第一次去李锦宗家,是在1995年夏。待锦宗的贤内助玉容打开院子那扇有些斑驳的铁门,迎面扑入眼帘的是堆积到齐屋檐的报纸。屋的正面除了那扇窗子外,全为报纸。屋的正面除了那扇窗子外,全为报纸围住了。玉容说:“来,来,从这儿进。”哦,还有一道窄窄的铁门通向屋内。侧身进入屋子,又是齐天花板的报纸。如果不是客厅还给几张沙发留下一席之地的话,你怎么也想象不出这是住房,你会觉得是进了哪家报馆的仓库。
我忍不住发问,集这么多报纸干吗?玉容说:“宝贝呀,锦宗的宝贝呀!”停好车才进家的锦宗不好意思地讪笑着。
原来,这些报纸是李锦宗几十年积累的马华文学史资料。马来西亚华文杂志很少,绝大部分的文学作品是在报纸上发表的。我说:“你得及时整理呀!这样堆积起来,这屋还怎么住人呀。”
锦宗无奈地说:“我何尝不是这样想呢,但没时间。只能留到退休后来做了。”
时隔6年,我又去了锦宗家。几乎没有什么变化,只是报纸、书籍更多了。玉容笑着埋怨:“锦宗的老婆才不是我呢,是这些报纸。”锦宗依然讪笑着,不去与玉蓉争辩。我知道,这志同道合的夫妻俩多年来就是这样“吵吵嚷嚷”又恩恩爱爱地过来的。
在马来西亚文学界,李锦宗也是名人。大家都知道这么个业余的马华文学史家。据说,他资料搜集的齐备程度超过了马来西亚大学。马大的老师、学生写论文经常来找他要资料。我笑着问锦宗:“收费吗?”玉容抢着答:“哪里收费,纯粹义务啊!还得给付复印费。”玉蓉在笑。
交谈中,我大致了解他资料搜集的规模。
目前他搜集的最早马华文学书籍是20世纪30年代的。自60年代末始,只要是发表了文学作品的报纸,他都收集了。锦宗说不出他搜集的资料到底有多少件数,我打量这座200平方米的屋子,资料占的面积至少超过三分之一。客厅、餐厅、阳台、走廊、过道、楼梯都为书报留下过多的位置,在这屋里行走稍不小心就会碰到书或报纸。我能理解玉容的“埋怨”了,我更为敬佩玉容的宽容与对丈夫的支持。至于锦宗,他是“自找苦吃”,只能说是“活该”了。
与锦宗夫妻成了好朋友后,我很想深入了解锦宗走上文学史研究的过程。我深知,这是一条寂寞的道路,从某种意义上讲,这桩事业是为他人作嫁的,甚至是费力不讨好的。
然而我也深知,文学史研究的工作对社会、对作家都是必不可少的。在文学的事业上,若只有作家,没有文学史家,文学就没有积累,也不可能发展起来。可是,出名的、赚钱的从来是作家,而不是文学史家。
李锦宗不是不知道这些,他比我还清楚,但他愿意去做,心甘情愿地去做,以之为业,以之为乐,这不是“活该”吗?
锦宗原来也是写作品的,而且出道很早,20出头就在报纸上发表小说、散文与诗了。我问他为何放弃了创作去弄文学史研究。他说,他有理论的兴趣,喜欢看评论文章。也喜欢历史。马来西亚文坛从事理论研究、文学批评的人很少。
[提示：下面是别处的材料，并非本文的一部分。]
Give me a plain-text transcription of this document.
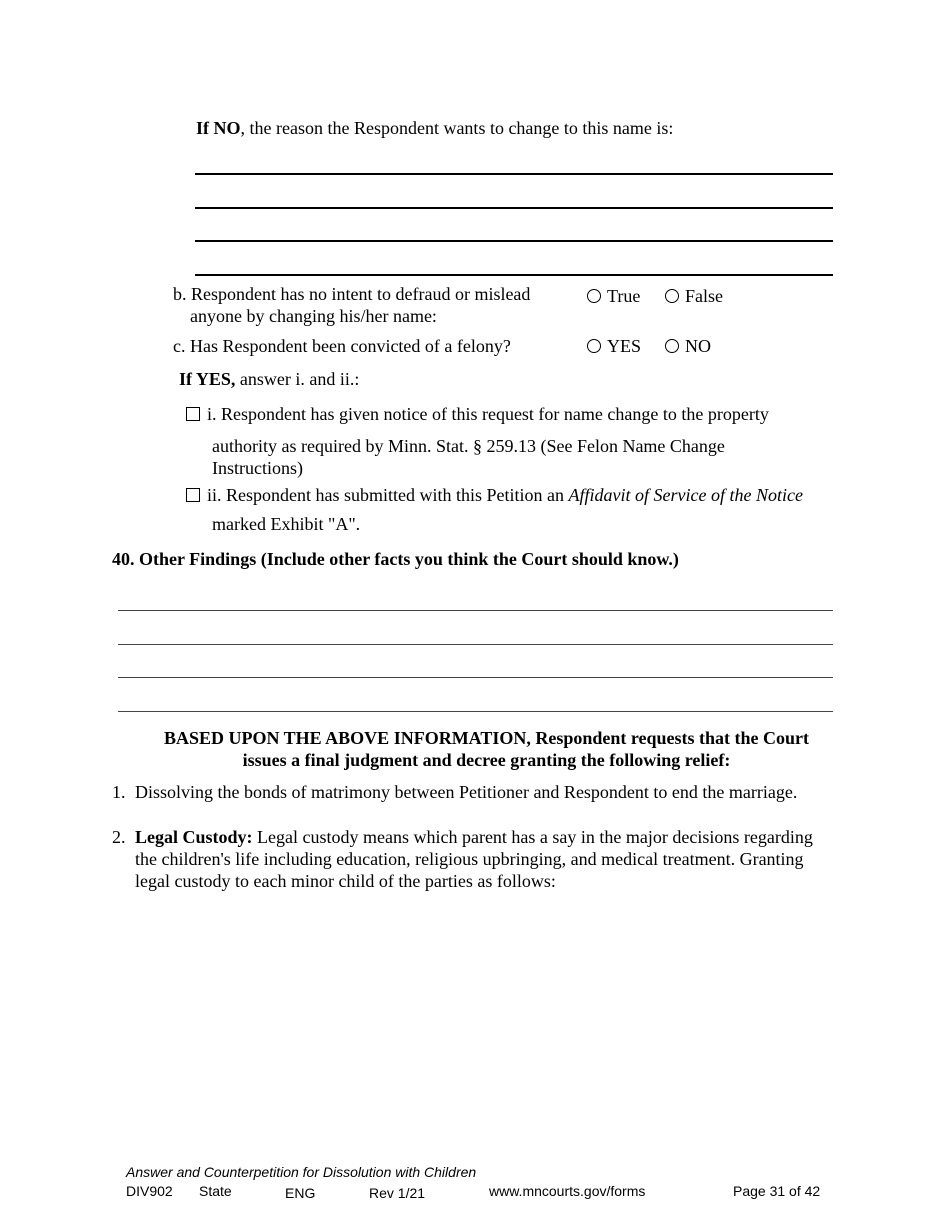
If NO, the reason the Respondent wants to change to this name is:
b. Respondent has no intent to defraud or mislead
anyone by changing his/her name:
True	False
c. Has Respondent been convicted of a felony?	YES	NO
If YES, answer i. and ii.:
i. Respondent has given notice of this request for name change to the property
authority as required by Minn. Stat. § 259.13 (See Felon Name Change
Instructions)
ii. Respondent has submitted with this Petition an Affidavit of Service of the Notice
marked Exhibit "A".
40. Other Findings (Include other facts you think the Court should know.)
BASED UPON THE ABOVE INFORMATION, Respondent requests that the Court
issues a final judgment and decree granting the following relief:
1. Dissolving the bonds of matrimony between Petitioner and Respondent to end the marriage.
2. Legal Custody: Legal custody means which parent has a say in the major decisions regarding
the children's life including education, religious upbringing, and medical treatment. Granting
legal custody to each minor child of the parties as follows:
Answer and Counterpetition for Dissolution with Children
DIV902 State	ENG	Rev 1/21	www.mncourts.gov/forms	Page 31 of 42
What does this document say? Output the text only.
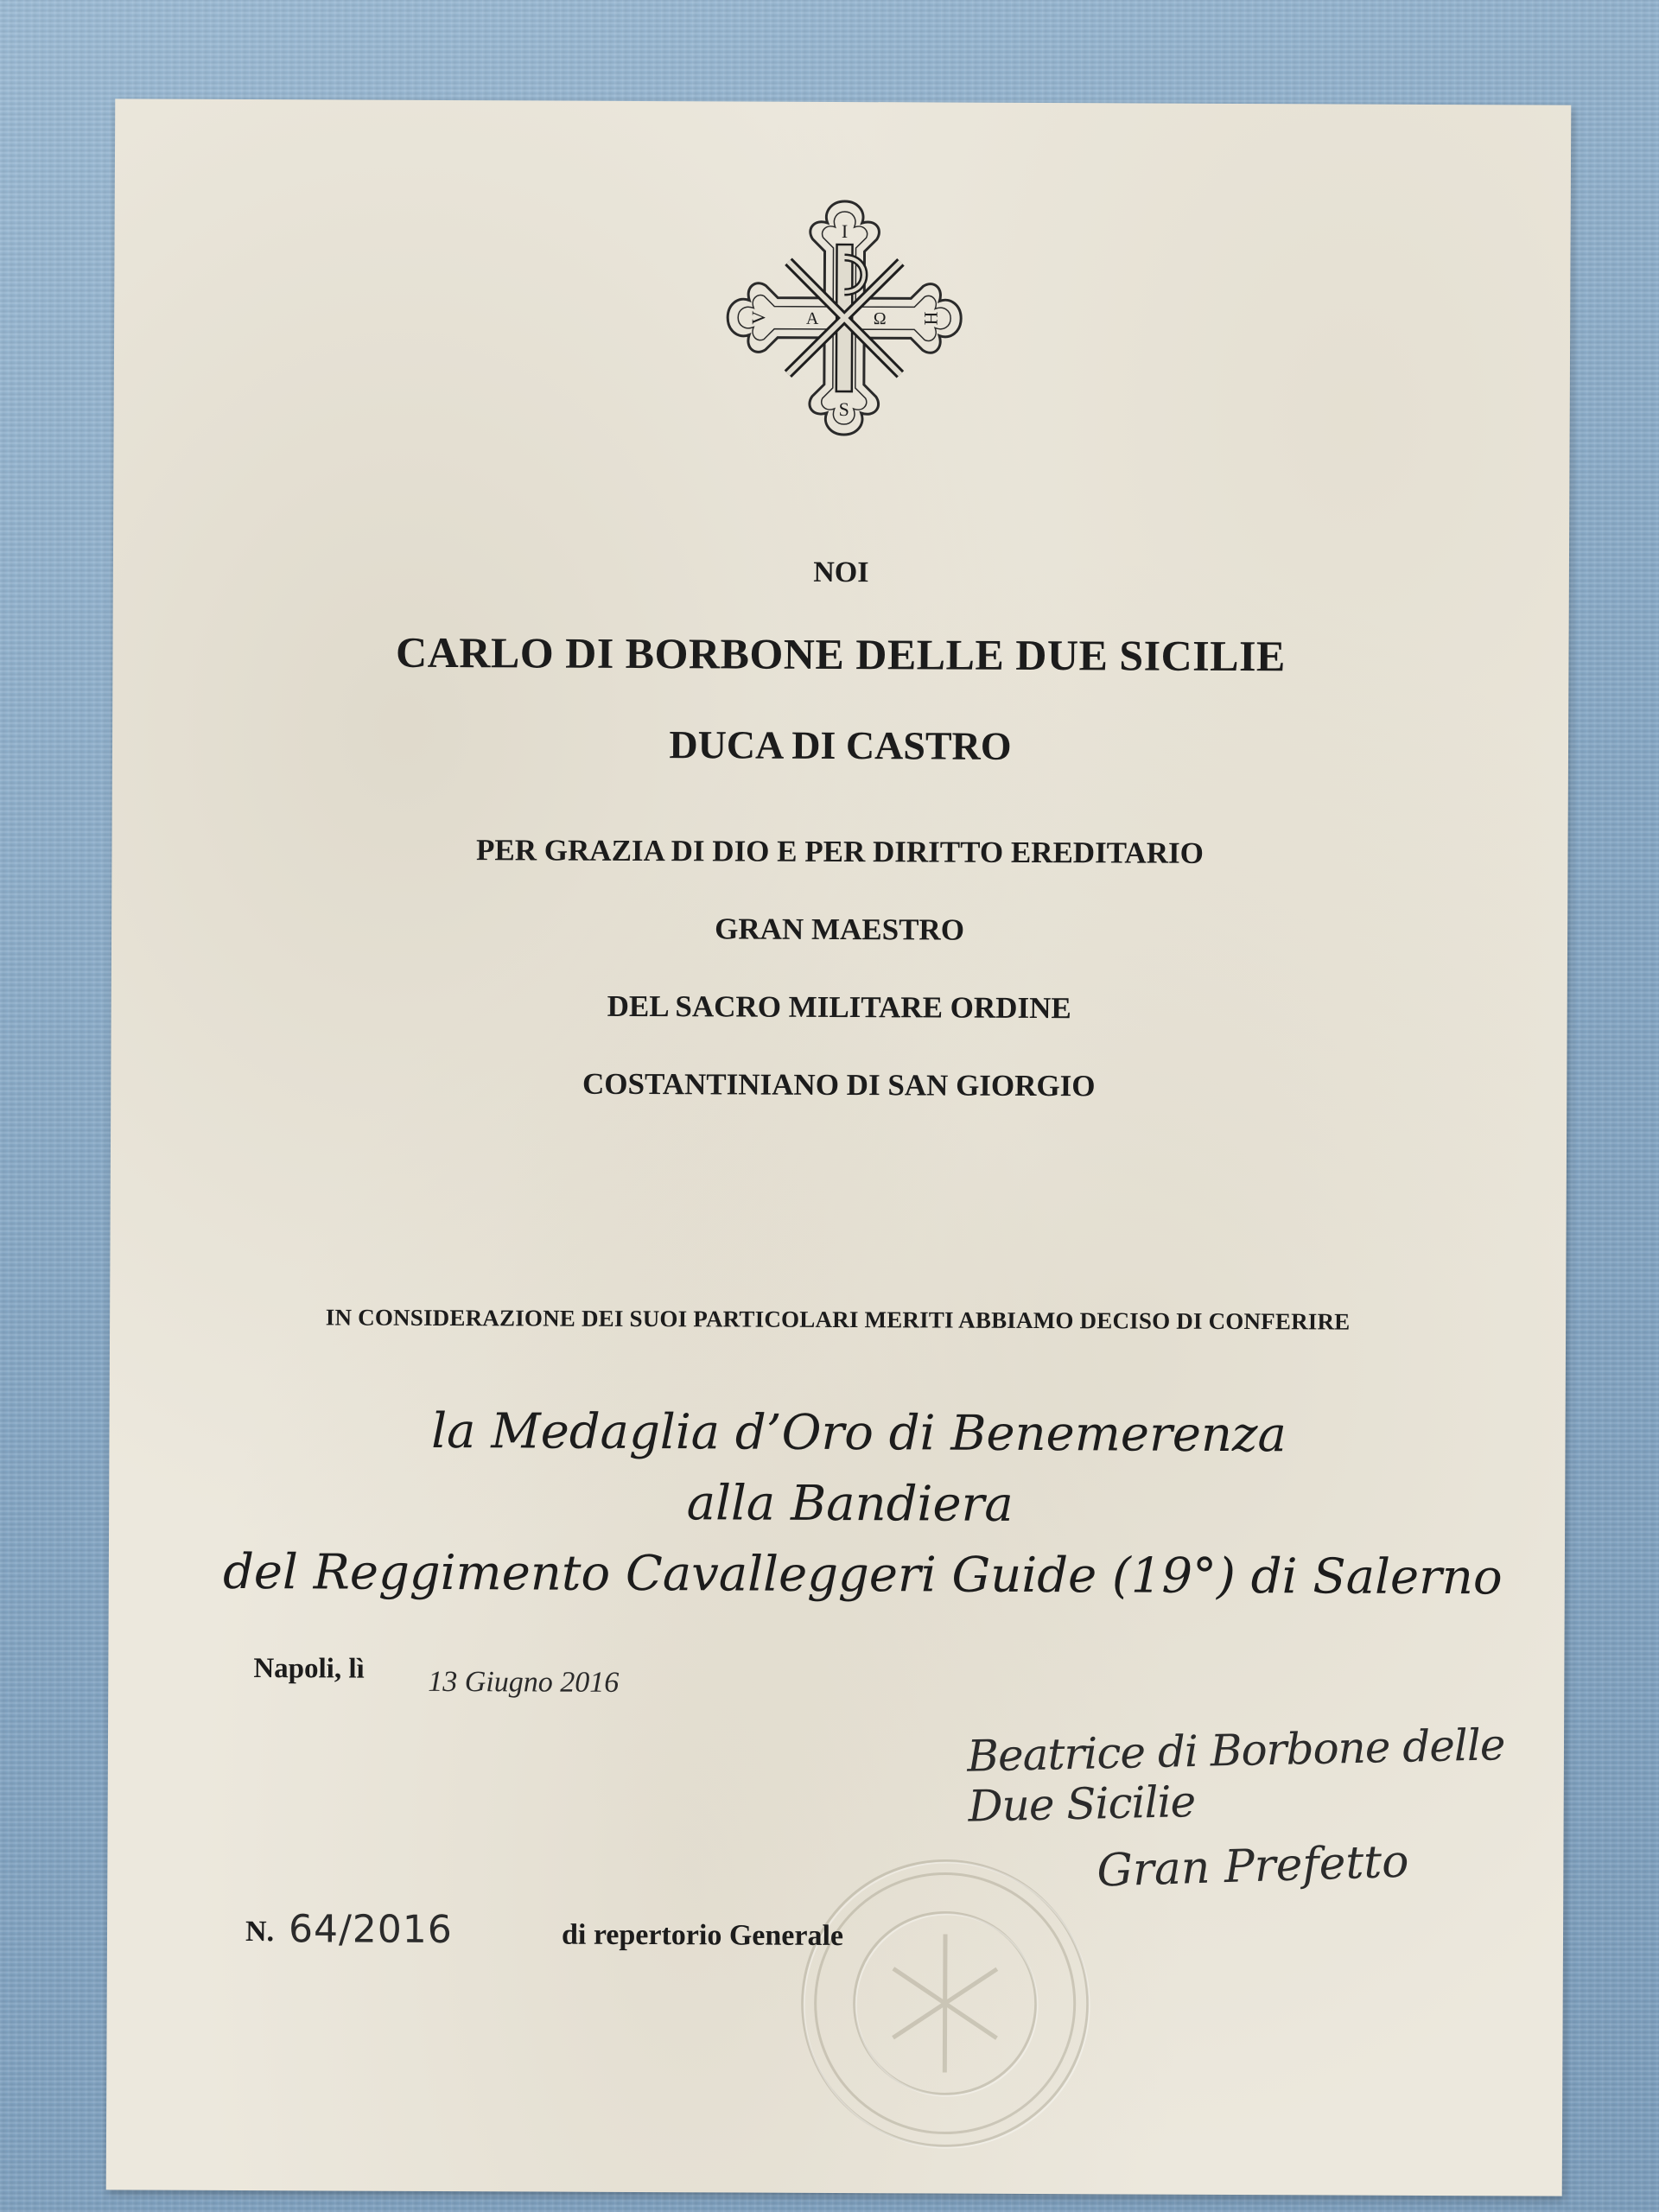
I
S
V	H
A	Ω
NOI
CARLO DI BORBONE DELLE DUE SICILIE
DUCA DI CASTRO
PER GRAZIA DI DIO E PER DIRITTO EREDITARIO
GRAN MAESTRO
DEL SACRO MILITARE ORDINE
COSTANTINIANO DI SAN GIORGIO
IN CONSIDERAZIONE DEI SUOI PARTICOLARI MERITI ABBIAMO DECISO DI CONFERIRE
la Medaglia d’Oro di Benemerenza
alla Bandiera
del Reggimento Cavalleggeri Guide (19°) di Salerno
Napoli, lì 13 Giugno 2016
Beatrice di Borbone delle Due Sicilie
Gran Prefetto
N. 64/2016	di repertorio Generale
研究马华文学史,当时只有方修先生一个人在做,方修研究的重点是新加坡,马来西亚的资料搜集不够,也研究不够。
锦宗说,他为此曾写信给方修,请他改进。方修没有回信。事隔多年,锦宗忘记此事,然而在一次会议上,方修竟对锦宗谈起了此事,说他一直珍藏着这封信。
我想,弥补方修研究的不足,也许就是锦宗从事马华文学史研究最初的动因吧。
锦宗第一篇研究马华文学的论文写于1969年。那时,锦宗尚在槟城一家工厂做文员。他试着给《南洋商报》的北马版写了篇评述马华文坛一年的文章。意想不到的是,报纸竟用一整版的篇幅将此文发表了,还加了编者按,这是很高的规格了。